Secondo lo studio la limitazione della popolazione residente permanente della Svizzera a 10 milioni di abitanti avrebbe conseguenze di vasta portata per l'economia, le assicurazioni sociali e le relazioni bilaterali con l'UE. (Foto simbolica)
Secondo lo studio la limitazione della popolazione residente permanente della Svizzera a 10 milioni di abitanti avrebbe conseguenze di vasta portata per l'economia, le assicurazioni sociali e le relazioni bilaterali con l'UE. (Foto simbolica)
Keystone

A un mese circa dalla votazione federale sull'iniziativa dell'UDC «No a una Svizzera da 10 milioni!», la Segreteria di Stato della migrazione (SEM) mette in guardia dalle conseguenze economiche e sociali di una limitazione della popolazione residente permanente.

Keystone-SDA

Secondo un'analisi esterna commissionata dalla SEM – pubblicata oggi per motivi di trasparenza in vista del voto popolare, e di cui il Consiglio federale ha preso atto in occasione della sua seduta settimanale – un tetto massimo per gli abitanti comporterebbe sì alcuni sgravi in settori quali alloggi, infrastrutture e ambiente, ma genererebbe costi ben più elevati per economia, assicurazioni sociali e finanze pubbliche.

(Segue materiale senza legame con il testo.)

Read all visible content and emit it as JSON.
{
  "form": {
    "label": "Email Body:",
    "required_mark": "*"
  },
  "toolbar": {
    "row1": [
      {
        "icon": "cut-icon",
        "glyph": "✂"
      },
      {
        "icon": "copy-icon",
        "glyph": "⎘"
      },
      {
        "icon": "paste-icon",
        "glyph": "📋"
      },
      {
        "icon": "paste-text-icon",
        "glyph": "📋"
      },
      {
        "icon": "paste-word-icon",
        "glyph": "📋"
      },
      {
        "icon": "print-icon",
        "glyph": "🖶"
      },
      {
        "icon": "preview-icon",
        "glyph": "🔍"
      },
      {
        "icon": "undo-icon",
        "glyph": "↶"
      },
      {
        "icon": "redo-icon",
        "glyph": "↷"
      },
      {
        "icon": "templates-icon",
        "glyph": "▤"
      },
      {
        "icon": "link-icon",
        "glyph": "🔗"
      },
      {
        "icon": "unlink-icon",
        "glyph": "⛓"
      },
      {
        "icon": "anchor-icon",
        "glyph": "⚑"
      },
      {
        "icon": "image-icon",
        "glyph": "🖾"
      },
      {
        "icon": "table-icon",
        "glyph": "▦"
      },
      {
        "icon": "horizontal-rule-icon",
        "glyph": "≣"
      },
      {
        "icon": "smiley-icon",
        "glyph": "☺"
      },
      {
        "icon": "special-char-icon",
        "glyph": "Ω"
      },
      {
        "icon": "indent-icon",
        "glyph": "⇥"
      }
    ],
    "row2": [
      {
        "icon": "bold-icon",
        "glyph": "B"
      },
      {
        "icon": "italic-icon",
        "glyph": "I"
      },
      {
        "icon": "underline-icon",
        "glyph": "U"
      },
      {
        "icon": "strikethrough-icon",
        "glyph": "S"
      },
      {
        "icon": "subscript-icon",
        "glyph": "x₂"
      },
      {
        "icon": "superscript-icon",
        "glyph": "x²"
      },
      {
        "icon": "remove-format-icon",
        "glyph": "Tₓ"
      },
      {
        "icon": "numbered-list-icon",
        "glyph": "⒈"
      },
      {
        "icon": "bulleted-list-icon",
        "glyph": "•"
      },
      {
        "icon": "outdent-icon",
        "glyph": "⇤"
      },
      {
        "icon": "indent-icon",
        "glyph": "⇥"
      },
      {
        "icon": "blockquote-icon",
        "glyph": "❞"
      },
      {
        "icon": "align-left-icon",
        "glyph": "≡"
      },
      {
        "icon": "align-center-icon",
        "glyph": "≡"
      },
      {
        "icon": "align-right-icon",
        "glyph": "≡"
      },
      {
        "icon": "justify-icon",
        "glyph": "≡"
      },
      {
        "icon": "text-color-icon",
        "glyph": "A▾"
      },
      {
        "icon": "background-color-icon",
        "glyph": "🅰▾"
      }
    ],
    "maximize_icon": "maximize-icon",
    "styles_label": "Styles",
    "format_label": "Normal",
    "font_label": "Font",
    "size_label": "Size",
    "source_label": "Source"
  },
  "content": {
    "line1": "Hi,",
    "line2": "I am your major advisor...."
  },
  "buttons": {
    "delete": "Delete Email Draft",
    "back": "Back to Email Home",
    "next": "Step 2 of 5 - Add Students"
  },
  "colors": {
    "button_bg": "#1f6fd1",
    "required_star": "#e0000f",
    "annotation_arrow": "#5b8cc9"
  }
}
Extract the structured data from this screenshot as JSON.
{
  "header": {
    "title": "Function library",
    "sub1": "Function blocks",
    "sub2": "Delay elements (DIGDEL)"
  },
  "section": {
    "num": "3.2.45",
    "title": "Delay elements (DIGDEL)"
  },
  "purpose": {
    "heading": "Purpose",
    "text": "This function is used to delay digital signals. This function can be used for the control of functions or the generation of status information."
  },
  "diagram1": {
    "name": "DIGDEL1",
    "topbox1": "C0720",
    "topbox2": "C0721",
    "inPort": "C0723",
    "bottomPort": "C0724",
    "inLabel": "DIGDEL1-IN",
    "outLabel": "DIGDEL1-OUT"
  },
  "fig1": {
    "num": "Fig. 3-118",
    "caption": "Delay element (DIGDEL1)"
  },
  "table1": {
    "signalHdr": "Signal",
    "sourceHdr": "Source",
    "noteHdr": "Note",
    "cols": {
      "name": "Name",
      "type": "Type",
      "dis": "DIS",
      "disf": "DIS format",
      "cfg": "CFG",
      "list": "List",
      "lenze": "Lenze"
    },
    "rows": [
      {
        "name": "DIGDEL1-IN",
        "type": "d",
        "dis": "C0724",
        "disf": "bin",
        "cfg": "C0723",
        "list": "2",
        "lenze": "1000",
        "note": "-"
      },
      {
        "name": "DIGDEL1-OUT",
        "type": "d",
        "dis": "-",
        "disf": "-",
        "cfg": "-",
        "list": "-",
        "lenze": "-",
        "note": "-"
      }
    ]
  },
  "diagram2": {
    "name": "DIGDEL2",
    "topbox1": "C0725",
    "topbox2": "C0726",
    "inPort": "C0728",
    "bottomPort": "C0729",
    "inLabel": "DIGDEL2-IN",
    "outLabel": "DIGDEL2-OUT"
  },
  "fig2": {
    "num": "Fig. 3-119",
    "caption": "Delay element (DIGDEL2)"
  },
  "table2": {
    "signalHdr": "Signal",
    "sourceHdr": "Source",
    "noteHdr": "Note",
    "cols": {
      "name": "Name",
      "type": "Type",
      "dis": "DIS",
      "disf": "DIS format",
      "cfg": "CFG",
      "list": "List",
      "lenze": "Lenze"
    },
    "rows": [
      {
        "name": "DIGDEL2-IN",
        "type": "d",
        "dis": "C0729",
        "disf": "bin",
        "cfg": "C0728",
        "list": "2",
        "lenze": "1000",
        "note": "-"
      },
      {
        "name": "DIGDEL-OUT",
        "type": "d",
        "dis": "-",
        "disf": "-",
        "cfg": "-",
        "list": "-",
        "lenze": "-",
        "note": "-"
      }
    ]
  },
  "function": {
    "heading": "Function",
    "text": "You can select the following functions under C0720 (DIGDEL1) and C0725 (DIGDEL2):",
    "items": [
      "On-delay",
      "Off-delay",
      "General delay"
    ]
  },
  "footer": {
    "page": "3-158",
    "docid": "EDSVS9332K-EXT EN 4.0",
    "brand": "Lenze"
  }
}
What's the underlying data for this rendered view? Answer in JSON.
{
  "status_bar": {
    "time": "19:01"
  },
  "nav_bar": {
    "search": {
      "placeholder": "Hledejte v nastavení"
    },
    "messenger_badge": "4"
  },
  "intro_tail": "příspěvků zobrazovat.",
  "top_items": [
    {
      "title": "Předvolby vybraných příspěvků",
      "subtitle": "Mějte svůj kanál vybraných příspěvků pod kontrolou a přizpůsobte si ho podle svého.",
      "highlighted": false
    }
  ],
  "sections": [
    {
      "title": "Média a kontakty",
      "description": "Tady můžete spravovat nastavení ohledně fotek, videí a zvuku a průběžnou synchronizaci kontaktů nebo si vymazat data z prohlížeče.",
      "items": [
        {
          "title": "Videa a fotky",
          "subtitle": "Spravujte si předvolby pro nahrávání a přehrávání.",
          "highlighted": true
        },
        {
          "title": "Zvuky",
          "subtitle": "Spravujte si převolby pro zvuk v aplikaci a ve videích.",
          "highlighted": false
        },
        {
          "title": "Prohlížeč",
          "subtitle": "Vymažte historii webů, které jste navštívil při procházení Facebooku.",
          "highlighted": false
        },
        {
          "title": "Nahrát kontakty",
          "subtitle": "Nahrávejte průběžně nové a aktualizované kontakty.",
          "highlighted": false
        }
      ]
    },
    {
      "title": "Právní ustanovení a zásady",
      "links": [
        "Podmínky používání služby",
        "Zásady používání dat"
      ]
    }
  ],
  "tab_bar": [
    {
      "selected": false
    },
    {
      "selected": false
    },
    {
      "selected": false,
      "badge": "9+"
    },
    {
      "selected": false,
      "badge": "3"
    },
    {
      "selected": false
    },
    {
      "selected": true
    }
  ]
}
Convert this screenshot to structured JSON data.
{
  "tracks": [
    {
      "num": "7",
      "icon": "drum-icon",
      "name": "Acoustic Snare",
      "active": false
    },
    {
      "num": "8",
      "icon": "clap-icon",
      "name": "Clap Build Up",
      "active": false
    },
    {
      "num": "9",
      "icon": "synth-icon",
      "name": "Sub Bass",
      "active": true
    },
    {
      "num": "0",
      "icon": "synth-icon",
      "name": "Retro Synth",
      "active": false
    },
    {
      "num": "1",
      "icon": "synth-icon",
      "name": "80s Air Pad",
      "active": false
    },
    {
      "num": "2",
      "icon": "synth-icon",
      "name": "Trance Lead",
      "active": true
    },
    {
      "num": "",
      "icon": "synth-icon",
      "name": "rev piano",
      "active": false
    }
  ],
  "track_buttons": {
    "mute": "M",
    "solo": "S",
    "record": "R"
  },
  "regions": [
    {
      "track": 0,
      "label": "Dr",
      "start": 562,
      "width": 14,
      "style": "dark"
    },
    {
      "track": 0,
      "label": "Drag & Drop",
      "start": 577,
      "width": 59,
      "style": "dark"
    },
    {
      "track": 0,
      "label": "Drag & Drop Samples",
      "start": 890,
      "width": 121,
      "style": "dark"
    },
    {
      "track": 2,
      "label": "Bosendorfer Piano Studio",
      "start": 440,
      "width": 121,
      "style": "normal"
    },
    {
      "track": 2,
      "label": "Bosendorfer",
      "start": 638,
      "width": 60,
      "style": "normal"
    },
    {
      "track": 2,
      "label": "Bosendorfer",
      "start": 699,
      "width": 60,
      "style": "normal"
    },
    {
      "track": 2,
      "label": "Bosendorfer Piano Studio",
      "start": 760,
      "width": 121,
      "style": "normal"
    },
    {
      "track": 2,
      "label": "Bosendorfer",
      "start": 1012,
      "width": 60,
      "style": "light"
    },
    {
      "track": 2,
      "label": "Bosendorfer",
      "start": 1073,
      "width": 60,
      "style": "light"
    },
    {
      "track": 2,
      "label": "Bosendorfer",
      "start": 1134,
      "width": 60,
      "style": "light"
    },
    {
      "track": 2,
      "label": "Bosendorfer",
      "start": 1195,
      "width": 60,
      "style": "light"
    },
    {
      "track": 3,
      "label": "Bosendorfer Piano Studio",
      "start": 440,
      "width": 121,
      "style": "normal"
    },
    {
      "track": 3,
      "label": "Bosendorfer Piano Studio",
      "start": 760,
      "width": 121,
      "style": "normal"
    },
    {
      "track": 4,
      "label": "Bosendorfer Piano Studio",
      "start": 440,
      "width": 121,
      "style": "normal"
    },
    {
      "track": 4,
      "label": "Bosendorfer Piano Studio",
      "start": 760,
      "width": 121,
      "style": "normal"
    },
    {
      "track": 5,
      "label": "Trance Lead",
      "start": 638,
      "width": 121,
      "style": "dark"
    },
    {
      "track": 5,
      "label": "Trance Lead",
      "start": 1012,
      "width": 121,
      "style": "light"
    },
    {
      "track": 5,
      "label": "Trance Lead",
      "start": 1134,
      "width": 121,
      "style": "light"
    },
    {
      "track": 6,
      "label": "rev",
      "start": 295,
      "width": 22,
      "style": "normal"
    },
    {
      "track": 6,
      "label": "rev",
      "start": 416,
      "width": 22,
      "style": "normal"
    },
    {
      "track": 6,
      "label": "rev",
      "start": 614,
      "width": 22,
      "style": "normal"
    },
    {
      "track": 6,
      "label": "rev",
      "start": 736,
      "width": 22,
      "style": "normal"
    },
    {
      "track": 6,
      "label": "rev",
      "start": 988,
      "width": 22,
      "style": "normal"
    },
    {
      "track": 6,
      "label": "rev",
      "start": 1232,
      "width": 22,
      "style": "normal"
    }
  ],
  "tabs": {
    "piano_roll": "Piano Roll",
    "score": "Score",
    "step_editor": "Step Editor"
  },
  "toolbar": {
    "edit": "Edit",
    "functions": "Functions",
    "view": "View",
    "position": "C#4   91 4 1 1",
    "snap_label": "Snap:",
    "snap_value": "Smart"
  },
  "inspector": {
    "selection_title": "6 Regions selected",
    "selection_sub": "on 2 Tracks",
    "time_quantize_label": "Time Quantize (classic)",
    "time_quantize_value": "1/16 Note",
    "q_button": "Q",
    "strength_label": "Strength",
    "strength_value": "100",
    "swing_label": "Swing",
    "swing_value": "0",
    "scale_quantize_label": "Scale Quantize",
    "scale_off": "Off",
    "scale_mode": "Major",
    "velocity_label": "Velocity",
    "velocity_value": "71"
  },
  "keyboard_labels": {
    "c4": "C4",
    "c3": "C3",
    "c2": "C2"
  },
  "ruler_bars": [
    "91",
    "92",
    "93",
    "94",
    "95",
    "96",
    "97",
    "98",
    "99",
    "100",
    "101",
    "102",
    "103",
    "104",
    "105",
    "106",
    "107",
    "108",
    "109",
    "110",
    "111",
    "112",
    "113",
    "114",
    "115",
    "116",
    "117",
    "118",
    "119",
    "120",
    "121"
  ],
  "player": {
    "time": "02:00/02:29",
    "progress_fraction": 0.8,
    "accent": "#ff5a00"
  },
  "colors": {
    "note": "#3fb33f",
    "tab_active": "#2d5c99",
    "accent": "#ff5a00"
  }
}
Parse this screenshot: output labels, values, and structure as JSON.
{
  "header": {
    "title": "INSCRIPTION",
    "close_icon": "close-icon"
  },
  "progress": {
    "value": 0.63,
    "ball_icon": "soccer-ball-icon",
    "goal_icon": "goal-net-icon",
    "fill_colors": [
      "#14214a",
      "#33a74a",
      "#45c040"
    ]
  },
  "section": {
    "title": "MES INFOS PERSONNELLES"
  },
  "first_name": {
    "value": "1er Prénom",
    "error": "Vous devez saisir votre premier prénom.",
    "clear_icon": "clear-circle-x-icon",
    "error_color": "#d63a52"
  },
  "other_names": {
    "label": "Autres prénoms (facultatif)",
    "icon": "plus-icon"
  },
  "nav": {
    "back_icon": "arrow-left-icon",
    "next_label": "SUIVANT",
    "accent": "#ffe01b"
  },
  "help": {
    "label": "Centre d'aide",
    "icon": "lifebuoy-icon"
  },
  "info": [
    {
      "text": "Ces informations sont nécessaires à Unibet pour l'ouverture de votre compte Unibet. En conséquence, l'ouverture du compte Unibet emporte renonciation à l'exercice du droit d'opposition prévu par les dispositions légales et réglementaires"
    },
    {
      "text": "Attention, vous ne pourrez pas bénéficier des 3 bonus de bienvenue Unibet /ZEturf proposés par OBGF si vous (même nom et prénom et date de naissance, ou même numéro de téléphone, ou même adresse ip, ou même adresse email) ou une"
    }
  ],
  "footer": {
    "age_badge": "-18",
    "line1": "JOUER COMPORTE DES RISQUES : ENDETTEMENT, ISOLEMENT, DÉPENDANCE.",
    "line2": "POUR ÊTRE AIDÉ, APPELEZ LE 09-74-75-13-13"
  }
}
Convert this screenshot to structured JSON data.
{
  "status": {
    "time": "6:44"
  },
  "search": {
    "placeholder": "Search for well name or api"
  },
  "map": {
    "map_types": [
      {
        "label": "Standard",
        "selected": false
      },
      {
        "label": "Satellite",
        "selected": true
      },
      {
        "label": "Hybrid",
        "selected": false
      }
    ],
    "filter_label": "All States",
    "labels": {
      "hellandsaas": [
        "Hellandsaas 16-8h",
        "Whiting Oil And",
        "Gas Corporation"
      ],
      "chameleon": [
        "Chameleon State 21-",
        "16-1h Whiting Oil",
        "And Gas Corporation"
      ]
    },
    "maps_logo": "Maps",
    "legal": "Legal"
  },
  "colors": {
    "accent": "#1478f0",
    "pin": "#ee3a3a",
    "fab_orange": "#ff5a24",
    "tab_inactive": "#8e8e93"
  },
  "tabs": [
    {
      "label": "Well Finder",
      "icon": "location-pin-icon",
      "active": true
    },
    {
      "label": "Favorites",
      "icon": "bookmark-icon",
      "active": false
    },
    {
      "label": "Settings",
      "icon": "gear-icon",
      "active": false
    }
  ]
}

La ricerca, si legge in un comunicato, prevede in particolare un peggioramento di diversi miliardi di franchi all'anno per il bilancio dell'AVS, minori entrate fiscali e un aggravarsi della carenza di manodopera qualificata e dell'invecchiamento demografico.

Inoltre, la quota dei costi sanitari sul reddito nazionale aumenterebbe più rapidamente rispetto a quanto accadrebbe senza una limitazione a 10 milioni di abitanti.

L'analisi combina gli attuali scenari con quelli di una possibile limitazione

L'analisi – che combina gli attuali scenari sullo sviluppo demografico con possibili scenari di limitazione – è stata elaborata nel quadro di due postulati parlamentari e prende in considerazione anche le possibili ripercussioni sulle relazioni bilaterali con l'UE, oltre che alle «conseguenze di vasta portata per l'economia e le assicurazioni sociali».

Secondo il Governo i risultati dello studio potranno contribuire alla formazione dell'opinione pubblica in vista delle votazioni federali il 14 giungo, evidenzia la nota.